Caspar Brötzmann fait partie de ces artistes discrets, qui se font oublier quelques années, puis ressortent un disque en catimini, ce qui fait qu’au final, on ne les connaît pas. C’est le cas ici. Pourtant, auprès des amateurs de guitare avertis et exigeants, Caspar Brötzmann est une référence, un incontournable. A la fin des années 80 et au début des nineties, le fils du saxophoniste Peter Brötzmann a connu sa petite heure de gloire avec des albums décalés et puissants au sein de son power trio, Caspar Brötzmann Massaker. Mais vite assimilé à la famille des décalés un peu branques (Glenn Branca, Swans, Einstürzende Neubauten), il a sombré dans une sorte d’anonymat quand cette scène s’est peu à peu éteinte -on attend cependant toujours fiévreusement le nouvel album de EN, qui ne cesse d’être repoussé.
Pourtant, il a souvent été comparé, pour son jeu et sa manière de réinventer la six cordes, à Jimi Hendrix. Question son, ce n’est évidemment pas vraiment comparable. Son dernier opus, Mute massaker, toujours en trio mais sous son nom seul, est composé de longues et lentes compositions qui privilégient le clair-obscur voire le côté noir de la force, et dont les lancinantes montées en puissance ne sont pas sans rappeler celles, il y a quelques années, de Band Of Susans -des filles au tempérament bien trempé qui montraient, bien avant les L7 et autre Hole, que la gent féminine savait manier le manche avec rudesse et précision.

Pour revenir à Hendrix, ce n’est peut-être pas tout à fait un hasard si la dernière plage se nomme Woodstock hymne. Mais revenons à la première, Mute massaker, et ses dérapages free bruitistes. La filiation, où du moins la technique employée, avec Hendrix, est évidente. Derrière, la batterie opte pour des feulements, des caresses de plus en plus appuyées pour exhiber ensuite fièrement ses roulements, ses battements de peaux, comme pour un rituel, l’appel de la pluie pour irriguer le morceau.
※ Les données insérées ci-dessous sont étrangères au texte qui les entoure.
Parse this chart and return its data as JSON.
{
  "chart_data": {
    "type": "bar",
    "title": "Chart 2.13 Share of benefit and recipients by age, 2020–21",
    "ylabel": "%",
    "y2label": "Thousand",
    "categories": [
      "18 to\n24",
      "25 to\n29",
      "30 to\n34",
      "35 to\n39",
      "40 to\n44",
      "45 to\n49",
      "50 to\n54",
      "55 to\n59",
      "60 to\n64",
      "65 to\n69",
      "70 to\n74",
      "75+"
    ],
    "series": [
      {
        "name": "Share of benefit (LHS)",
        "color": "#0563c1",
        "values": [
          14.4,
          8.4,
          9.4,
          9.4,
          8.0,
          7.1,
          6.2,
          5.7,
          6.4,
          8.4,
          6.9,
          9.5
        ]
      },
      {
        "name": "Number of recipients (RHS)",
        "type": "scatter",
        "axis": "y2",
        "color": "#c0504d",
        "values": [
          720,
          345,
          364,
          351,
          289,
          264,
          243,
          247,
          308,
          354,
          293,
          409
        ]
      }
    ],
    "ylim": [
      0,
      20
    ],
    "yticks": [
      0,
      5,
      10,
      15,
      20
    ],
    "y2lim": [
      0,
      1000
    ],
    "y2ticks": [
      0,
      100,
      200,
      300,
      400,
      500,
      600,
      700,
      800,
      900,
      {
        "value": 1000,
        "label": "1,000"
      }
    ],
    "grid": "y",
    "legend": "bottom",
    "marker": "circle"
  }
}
Cheyenne, le morceau suivant, semble rentrer dans des schémas plus rock, mais c’est pour mieux faire diversion, et offrir comme sur un plateau à la guitare de Brötzmann la possibilité des transgresser les règles.
On pense bien sûr jazz, free jazz, mais le tout reste trop électrique, électrisant pour en être. Sans doute Caspar a-t-il retenu de Peter les techniques de contre-temps, d’improvisation, des thèmes retournés dans tous les sens. C’est certain à l’écoute de Indians, l’un des morceaux les plus longs (13 mn 30), et l’un de plus tortueux de prime abord, mais les écoutes aidant, on comprend finalement clairement les structures enchevêtrées du morceau, et il n’en est que plus beau. Ecouter Caspar Brötzmann peut s’apparenter à une expérience, mais elle est de celles qu’il faut tenter.